I probed further about problems between Tamil and Sinhalese people, and again, he was telling me no problems. There were some tensions further south in the fishing industry, because Sinhalese people were allowed to fish in Tamil waters, but Tamil people weren’t allowed to fish in Sinhalese waters. This leads onto the issue that Tamil, Sinhalese and Muslim areas are very separate to one another. Only now are Sinhalese people starting to move into Tamil areas, in order to buy land and build houses. Whilst there are small amounts of movements between the three religions, with some Muslims and Tamils filtering into Sinhalese areas, most areas are still predominantly if not exclusively Sinhalese, Tamil or Muslim, with Sinhalese making up the vast majority. These areas may be close to  one another, a matter of a couple of hundred metres even, but they are separate nevertheless.

I asked Bandula Sir how the Tamil employees could speak Sinhalese if everything was kept to separate like this, and he shrugged and just said that it was through experience in the factory: practical experience gives Tamils knowledge of Sinhalese. I also asked why the three ethnicities remain so separate. He said that Tamils just live in certain places only, and Muslims are the same. Sinhalese are everywhere. And it’s been like this for maybe, three or four hundred years. It took me a little while to latch on to what he was saying, but then it clicked that of course, these Tamil and Muslim settlements would have sprung up when the British imported workers from the Empire to the then almost exclusively Sinhalese country, and it just hasn’t changed since. They would have been like pockets of another culture embedded in a Sinhalese landscape, and by what Bandula Sir was saying, it doesn’t sound like it’s changed terribly.

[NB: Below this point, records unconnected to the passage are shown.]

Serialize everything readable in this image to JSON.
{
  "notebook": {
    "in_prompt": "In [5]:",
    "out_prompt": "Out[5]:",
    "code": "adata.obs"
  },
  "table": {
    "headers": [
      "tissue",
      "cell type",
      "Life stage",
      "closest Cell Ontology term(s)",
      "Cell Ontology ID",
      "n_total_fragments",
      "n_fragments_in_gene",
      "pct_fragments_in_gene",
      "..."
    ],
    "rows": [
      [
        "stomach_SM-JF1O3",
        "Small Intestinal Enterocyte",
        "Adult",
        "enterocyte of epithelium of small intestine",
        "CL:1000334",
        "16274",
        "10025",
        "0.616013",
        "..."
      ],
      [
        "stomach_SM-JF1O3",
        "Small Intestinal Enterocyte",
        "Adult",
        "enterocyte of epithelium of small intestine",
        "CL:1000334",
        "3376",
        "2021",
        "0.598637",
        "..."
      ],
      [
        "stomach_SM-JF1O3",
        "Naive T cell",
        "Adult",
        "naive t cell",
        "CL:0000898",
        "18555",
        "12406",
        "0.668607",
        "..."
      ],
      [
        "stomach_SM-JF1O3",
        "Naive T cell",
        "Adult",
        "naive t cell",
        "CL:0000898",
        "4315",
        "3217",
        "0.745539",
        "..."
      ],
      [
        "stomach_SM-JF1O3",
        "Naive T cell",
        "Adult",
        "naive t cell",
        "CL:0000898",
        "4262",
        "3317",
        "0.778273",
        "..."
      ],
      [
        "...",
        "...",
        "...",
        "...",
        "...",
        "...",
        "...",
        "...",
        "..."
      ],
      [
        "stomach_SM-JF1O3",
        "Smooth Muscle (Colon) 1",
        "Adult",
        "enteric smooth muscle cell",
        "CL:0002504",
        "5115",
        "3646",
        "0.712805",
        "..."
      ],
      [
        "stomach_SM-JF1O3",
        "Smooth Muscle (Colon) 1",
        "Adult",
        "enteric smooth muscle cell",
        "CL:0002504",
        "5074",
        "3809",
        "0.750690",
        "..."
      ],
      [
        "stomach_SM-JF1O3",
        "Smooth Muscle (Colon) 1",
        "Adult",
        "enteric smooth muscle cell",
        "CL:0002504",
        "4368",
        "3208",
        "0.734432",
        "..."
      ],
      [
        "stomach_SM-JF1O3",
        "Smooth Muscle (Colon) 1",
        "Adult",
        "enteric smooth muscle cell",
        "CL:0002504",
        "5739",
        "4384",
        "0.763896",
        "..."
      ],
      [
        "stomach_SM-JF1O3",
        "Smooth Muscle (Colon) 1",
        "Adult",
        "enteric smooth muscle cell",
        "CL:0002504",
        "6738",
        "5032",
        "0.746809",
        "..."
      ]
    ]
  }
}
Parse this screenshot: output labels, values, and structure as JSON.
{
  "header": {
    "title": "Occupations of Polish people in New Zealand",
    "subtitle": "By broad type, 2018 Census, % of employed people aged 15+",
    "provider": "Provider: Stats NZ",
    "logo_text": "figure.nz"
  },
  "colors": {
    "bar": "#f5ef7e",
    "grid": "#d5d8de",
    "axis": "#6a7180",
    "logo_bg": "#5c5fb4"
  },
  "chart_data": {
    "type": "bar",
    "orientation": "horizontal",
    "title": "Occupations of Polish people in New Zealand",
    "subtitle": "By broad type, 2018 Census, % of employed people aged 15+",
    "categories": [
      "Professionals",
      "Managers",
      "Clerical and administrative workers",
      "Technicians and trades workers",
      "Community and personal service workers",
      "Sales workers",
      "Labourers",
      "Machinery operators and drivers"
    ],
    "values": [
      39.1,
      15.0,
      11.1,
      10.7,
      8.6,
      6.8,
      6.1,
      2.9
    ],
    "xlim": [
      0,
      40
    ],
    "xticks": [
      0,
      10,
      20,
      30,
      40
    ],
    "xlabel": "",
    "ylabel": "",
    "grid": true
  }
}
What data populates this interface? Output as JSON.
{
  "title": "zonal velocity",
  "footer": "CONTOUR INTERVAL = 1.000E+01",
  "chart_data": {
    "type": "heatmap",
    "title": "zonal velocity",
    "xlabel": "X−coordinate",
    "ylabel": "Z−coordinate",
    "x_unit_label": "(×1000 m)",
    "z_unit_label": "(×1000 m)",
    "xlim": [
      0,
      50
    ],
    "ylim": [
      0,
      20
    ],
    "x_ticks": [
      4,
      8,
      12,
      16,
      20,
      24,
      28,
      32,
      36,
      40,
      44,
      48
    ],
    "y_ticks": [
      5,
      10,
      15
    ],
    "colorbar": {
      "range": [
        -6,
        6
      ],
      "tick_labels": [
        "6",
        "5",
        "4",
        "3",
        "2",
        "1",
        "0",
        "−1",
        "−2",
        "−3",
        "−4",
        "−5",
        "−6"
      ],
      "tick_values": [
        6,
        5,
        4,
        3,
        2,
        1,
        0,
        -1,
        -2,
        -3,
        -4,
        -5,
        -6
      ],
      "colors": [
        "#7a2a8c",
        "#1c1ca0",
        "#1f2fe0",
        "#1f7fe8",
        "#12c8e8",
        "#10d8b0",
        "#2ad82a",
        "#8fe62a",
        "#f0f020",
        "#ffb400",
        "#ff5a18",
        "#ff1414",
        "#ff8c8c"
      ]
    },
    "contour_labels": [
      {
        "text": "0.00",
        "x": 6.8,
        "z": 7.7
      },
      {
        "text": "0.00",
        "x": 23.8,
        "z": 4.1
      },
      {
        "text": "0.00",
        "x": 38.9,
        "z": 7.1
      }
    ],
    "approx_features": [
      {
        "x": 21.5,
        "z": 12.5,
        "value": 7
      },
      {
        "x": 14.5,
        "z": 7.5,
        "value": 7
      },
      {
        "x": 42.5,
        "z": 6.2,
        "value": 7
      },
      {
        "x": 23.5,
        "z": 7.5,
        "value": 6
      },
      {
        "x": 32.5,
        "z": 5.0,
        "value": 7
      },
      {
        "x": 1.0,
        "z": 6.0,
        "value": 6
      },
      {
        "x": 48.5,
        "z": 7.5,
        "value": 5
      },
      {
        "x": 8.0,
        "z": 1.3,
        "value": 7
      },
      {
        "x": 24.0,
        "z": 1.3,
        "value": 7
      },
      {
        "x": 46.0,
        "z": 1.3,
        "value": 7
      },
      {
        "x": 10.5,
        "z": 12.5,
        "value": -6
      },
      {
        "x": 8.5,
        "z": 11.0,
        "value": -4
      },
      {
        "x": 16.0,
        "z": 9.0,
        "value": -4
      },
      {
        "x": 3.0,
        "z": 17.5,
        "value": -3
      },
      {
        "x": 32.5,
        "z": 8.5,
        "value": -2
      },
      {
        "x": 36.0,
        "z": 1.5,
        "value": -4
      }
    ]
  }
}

I went on to ask why even Ampara still has such a concentrated population of Sinhalese – I would have thought that naturally through rural-urban migration the numbers of Tamils and Muslims would have increased. The answer I got was a real surprise. When the British built the Inginiyagala Dam, 50 or 60 years ago, they brought workers into the area. They gave construction jobs to Sinhalese, driving jobs to Muslims, and office jobs to Tamils. From what I gather, the Sinhalese and local government were less than impressed with this distribution of jobs, and since then, ‘new people’ are not allowed to settle in the town unless they are Sinhalese. The only Tamil and Muslim people in the town are ‘old people’, who were there before these regulations were introduced. There are only two Muslim shops in the town – all the rest are Sinhalese. There are ten Buddhist temples, three churches, but only one Hindu temple and one mosque. I can’t understand why these rules haven’t changed, but it would be interesting to find out.

I asked again about problems that the workers faced, and about any underlying tensions between Tamils and Sinhalese. Bandula Sir simply said that relations are all okay now. 5 years ago, perhaps, there were some problems, but everything is okay now. This confused me again, because despite his insistence that none of the workers had any problems with each other, he managed to hint that maybe there had been problems after all. Perhaps he just meant generally in the area though.

To summarise, there has been no previous conflict between workers, but the ethnic groups in the District are very separate. There are laws preventing non-Sinhalese from settling or setting up businesses in Ampara, and only now are the ethnicities starting to blur the borders a little, as limited migration has commenced in their respective areas. Whether there is or was conflict between the workers is hard to tell for certain, but it’s looking like there hasn’t ever been. What is conflicting is the information I’m receiving. Much work to be done!